The token endpoint is rate-limited to 10 requests per minute per client_id. Do not fetch a fresh token per API call.

  • Cache the token in your service (in-memory is fine).
  • Refresh 50 minutes after issuance (leaves 10 minutes of slack for clock skew and slow refresh).
  • Serialise refresh calls — under load, multiple concurrent workers should reuse a single refresh, not stampede the SSO server.

A common pattern:

if cached_token and cached_token.expiry > now + 5min:
return cached_token
with lock:
if cached_token and cached_token.expiry > now + 5min:
return cached_token
cached_token = fetch_new_token()
cached_token.expiry = now + response.expires_in
return cached_token

What the token carries

The JWT payload includes:

  • sub — your client_id.
  • provider_slug — a custom claim identifying which provider this token acts as. This is how the ARC and ePrescription APIs derive the provider without you passing provider_id on every call.
  • scope — the space-delimited scope list.
  • exp / iat — expiration and issued-at.
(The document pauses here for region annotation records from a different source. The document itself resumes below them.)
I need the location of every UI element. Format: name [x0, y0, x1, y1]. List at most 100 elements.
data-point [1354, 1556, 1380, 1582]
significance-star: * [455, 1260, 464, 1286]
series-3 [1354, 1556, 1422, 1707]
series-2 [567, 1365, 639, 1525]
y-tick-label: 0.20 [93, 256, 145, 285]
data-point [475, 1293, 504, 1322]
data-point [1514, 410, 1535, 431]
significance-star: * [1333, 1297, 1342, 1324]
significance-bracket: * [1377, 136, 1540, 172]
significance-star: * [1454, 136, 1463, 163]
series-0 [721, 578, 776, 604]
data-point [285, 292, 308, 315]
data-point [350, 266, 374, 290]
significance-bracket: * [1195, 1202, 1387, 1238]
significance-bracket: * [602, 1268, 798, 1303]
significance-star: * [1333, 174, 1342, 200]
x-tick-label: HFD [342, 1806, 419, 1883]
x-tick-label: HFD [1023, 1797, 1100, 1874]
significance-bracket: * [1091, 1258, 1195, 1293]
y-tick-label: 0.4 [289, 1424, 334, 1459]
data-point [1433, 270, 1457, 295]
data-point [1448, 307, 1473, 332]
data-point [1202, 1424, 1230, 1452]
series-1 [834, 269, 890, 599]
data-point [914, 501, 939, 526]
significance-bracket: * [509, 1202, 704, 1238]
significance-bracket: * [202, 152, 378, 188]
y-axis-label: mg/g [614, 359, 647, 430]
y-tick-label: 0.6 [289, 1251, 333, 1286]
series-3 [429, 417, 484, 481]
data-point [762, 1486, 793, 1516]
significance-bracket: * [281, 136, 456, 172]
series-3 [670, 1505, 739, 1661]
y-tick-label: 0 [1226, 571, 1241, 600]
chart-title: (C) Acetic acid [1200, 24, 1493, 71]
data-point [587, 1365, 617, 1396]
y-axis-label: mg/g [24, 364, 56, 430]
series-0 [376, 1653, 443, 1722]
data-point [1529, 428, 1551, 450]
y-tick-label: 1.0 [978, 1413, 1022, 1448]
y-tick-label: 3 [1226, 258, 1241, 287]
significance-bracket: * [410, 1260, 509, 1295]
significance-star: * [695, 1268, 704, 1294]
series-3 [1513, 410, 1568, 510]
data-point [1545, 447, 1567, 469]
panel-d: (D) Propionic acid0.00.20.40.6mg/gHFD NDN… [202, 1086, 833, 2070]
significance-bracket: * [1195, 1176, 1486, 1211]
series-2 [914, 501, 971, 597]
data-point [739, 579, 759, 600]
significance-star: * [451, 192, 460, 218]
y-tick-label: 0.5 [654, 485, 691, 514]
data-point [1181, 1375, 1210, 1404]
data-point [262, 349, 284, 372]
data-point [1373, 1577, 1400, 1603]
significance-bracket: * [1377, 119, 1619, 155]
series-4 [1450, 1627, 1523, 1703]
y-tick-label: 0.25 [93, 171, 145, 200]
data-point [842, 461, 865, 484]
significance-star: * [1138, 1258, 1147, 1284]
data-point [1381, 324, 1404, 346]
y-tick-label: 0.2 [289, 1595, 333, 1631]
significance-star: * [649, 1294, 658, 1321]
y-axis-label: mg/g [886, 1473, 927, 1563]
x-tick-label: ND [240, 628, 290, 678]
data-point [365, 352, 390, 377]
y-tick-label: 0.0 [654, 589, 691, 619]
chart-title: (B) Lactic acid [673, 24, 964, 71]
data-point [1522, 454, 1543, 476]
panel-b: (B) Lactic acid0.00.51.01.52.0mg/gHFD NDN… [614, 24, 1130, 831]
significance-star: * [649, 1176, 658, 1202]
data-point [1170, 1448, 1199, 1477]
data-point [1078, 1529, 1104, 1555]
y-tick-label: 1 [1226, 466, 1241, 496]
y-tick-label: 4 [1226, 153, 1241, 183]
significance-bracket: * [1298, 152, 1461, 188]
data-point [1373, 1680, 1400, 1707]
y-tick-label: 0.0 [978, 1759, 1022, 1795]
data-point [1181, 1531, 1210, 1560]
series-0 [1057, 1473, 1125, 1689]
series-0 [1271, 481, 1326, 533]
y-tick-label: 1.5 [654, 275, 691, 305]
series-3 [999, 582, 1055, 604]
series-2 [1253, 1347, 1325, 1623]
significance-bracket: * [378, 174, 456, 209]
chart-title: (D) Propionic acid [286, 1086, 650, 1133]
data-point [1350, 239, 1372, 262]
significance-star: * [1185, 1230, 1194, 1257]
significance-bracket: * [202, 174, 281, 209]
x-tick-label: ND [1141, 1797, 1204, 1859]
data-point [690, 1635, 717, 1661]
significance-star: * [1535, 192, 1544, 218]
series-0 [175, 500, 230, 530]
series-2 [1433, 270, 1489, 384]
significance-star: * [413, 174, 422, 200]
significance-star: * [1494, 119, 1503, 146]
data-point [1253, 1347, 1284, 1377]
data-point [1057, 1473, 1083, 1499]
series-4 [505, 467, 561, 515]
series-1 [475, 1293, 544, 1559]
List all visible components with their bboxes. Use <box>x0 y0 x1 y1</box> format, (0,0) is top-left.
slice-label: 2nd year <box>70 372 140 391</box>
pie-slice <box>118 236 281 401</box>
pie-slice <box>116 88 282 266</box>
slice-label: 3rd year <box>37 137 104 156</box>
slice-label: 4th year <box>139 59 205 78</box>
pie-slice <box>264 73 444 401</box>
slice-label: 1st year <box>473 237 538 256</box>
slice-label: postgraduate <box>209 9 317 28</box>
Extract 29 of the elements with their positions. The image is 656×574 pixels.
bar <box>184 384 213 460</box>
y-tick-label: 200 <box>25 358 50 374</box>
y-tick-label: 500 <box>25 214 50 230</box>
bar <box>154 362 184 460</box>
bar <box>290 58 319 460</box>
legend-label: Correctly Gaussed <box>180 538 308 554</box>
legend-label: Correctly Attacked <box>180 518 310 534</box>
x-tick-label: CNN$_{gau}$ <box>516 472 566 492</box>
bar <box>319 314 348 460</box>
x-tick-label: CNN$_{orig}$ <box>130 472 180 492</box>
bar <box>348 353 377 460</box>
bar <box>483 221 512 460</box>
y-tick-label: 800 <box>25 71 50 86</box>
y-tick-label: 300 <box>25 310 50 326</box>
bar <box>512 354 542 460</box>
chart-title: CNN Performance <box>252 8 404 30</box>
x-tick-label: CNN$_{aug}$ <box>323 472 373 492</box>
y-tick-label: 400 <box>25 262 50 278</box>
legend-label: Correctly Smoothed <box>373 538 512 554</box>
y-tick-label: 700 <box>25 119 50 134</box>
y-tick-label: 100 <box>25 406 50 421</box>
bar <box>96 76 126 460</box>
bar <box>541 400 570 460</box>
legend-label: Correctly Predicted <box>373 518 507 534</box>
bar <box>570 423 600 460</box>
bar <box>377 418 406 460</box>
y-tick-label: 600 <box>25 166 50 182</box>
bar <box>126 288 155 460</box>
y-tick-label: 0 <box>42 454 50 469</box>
Osigu's APIs validate the signature against the SSO server's JWKS. Don't try to forge the JWT or edit its claims — signature verification will fail.

Errors

StatusCauseFix
401 UnauthorizedBad client_id / client_secret.Check credentials; note sandbox vs. production credentials are different.
400 Bad Requestinvalid_grantMissing or malformed grant_type.Send grant_type=client_credentials in the body as form-urlencoded.
429 Too Many RequestsYou're refreshing the token too often.Cache.
403 Forbidden on downstream API with a valid tokenToken doesn't carry the scope needed for that endpoint.Contact Osigu support to widen the scope.

Secret rotation

If your client_secret leaks, email security@osigu.com immediately. Osigu can invalidate the old secret and issue a new one in a few minutes. Tokens signed under the old secret continue to work until they expire (max 1 hour), so you have a small overlap window to roll the new secret across your workers.